L’armée israélienne, prévenue par le DCO, se fait attendre. Quand elle arrive enfin, elle commence, nous disent les témoins, par bloquer les accès au village et interdire tout mouvement vers le haut de la colline. « Les soldats ont crié aux colons de s’enfuir au lieu d’essayer de les arrêter », raconte Abdallah, qui comprend très bien l’hébreu.
La défense civile palestinienne ne peut pas intervenir : Jit est dans une zone sous contrôle israélien. Les pompiers ont besoin de l’autorisation de l’armée. Ils ne la reçoivent pas.
Enfin, un officier intervient. La famille Al-Sadeh est évacuée à 21 h 30. Elle trouve refuge chez un proche dans le village jusqu’au lendemain matin.

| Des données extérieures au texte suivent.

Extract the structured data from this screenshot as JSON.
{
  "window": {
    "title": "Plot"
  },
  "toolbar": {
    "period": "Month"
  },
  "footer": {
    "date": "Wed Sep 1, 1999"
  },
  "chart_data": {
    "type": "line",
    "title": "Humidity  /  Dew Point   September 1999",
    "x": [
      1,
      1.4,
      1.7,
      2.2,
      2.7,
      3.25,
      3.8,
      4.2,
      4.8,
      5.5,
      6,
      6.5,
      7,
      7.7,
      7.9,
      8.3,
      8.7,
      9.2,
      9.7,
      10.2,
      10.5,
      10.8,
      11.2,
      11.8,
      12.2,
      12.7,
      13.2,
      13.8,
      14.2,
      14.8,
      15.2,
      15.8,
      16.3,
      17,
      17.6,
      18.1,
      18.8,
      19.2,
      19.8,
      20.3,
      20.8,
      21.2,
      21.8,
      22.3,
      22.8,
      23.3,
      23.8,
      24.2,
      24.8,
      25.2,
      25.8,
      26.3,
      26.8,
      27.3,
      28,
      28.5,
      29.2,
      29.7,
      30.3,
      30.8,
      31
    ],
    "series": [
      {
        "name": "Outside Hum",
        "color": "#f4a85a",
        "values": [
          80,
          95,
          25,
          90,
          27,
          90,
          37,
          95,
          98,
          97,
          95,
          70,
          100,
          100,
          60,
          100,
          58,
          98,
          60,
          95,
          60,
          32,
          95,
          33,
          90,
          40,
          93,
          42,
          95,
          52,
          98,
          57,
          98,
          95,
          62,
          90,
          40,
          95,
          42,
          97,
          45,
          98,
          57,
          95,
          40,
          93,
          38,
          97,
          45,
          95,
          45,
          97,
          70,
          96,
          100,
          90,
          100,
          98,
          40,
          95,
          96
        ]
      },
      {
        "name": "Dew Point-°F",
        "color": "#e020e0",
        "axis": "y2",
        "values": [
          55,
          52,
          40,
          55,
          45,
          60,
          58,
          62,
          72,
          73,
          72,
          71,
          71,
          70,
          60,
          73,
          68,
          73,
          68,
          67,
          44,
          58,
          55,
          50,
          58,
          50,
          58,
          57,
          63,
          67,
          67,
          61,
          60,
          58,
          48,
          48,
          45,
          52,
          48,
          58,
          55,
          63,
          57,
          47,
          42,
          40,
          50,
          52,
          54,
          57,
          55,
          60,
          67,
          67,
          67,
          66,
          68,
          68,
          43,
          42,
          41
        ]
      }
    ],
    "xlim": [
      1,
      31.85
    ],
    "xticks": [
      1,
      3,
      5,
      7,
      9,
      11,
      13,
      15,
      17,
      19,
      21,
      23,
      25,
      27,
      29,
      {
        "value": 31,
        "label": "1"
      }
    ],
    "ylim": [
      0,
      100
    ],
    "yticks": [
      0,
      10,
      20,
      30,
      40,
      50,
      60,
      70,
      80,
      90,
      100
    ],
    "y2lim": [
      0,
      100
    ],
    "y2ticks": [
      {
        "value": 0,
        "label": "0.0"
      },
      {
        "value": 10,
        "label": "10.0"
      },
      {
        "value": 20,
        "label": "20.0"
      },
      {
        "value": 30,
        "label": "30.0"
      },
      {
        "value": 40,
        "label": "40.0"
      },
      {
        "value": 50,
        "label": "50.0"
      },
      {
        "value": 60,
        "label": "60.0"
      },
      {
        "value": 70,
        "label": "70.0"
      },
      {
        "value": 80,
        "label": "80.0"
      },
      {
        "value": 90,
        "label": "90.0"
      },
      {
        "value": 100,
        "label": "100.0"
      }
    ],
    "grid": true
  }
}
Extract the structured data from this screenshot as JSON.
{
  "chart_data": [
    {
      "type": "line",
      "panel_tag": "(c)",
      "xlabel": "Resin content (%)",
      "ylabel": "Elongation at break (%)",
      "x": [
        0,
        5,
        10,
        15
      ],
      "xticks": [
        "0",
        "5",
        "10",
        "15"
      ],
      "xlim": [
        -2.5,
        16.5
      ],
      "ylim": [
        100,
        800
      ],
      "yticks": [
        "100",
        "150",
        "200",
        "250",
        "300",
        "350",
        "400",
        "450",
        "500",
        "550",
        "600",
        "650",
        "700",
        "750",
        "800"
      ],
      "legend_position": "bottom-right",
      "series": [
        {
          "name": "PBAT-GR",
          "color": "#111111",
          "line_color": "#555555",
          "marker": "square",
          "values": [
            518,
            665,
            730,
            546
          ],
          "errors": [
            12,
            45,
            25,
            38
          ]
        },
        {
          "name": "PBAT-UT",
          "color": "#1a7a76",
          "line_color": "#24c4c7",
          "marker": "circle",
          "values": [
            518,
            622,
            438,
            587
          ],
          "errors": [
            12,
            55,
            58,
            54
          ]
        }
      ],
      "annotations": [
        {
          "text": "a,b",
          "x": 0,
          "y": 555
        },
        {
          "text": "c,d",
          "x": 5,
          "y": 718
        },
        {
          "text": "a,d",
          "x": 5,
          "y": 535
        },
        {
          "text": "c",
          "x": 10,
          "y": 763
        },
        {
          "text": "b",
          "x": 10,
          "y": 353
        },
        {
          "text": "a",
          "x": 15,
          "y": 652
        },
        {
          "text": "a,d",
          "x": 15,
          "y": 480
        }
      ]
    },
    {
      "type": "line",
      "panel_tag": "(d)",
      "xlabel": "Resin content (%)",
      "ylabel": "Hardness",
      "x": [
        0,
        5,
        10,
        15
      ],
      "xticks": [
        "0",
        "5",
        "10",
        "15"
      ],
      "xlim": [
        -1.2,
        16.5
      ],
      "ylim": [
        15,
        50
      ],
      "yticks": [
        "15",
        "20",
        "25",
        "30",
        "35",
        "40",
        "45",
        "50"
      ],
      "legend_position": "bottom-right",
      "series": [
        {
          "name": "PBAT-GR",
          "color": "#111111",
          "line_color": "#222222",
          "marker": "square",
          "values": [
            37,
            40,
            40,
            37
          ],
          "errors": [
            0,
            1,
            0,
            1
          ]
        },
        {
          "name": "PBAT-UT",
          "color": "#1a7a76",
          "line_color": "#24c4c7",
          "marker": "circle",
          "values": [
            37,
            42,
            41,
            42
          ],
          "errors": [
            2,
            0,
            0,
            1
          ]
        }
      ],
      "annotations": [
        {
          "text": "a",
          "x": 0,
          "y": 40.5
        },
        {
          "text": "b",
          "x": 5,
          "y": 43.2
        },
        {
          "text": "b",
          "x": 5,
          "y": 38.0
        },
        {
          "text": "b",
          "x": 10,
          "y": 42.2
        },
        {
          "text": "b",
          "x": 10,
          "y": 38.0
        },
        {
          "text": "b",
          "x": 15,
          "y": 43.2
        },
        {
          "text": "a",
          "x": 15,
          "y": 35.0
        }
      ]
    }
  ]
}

Un communiqué de l’armée israélienne, daté du 28 août, reconnaît qu’elle a failli à contrôler une « foule d’émeutiers » : « Il s’agit d’un incident terroriste très grave au cours duquel des Israéliens ont délibérément cherché à blesser les habitants de la ville de Jit, et nous avons échoué en ne parvenant pas à arriver plus tôt pour les protéger », écrit le général Avi Bluth.
Il précise que quatre personnes ont été arrêtées, dont trois adultes placés en détention administrative. L’armée israélienne ne nous a pas donné d’autres informations, et la police israélienne, saisie en cas d’implication de citoyens israéliens, ne nous a pas répondu.
« La police a affirmé que les gardes de la colonie n’avaient plus le droit de mettre les pieds à Jit. Ils sont encore venus hier, pourtant [le 4 octobre, veille de la visite de Mediapart – ndlr]. Ils ont bousculé les étals du supermarché, ils ont insulté les gens. Ils ont même arraché l’affiche du martyr », s’indigne Omayma al-Sadeh.
Elle et les autres habitant·es, comme tous les Palestiniens et Palestiniennes de Cisjordanie, savent que la terreur peut se reproduire à tout moment. Leurs assaillants tiennent le pouvoir en Israël.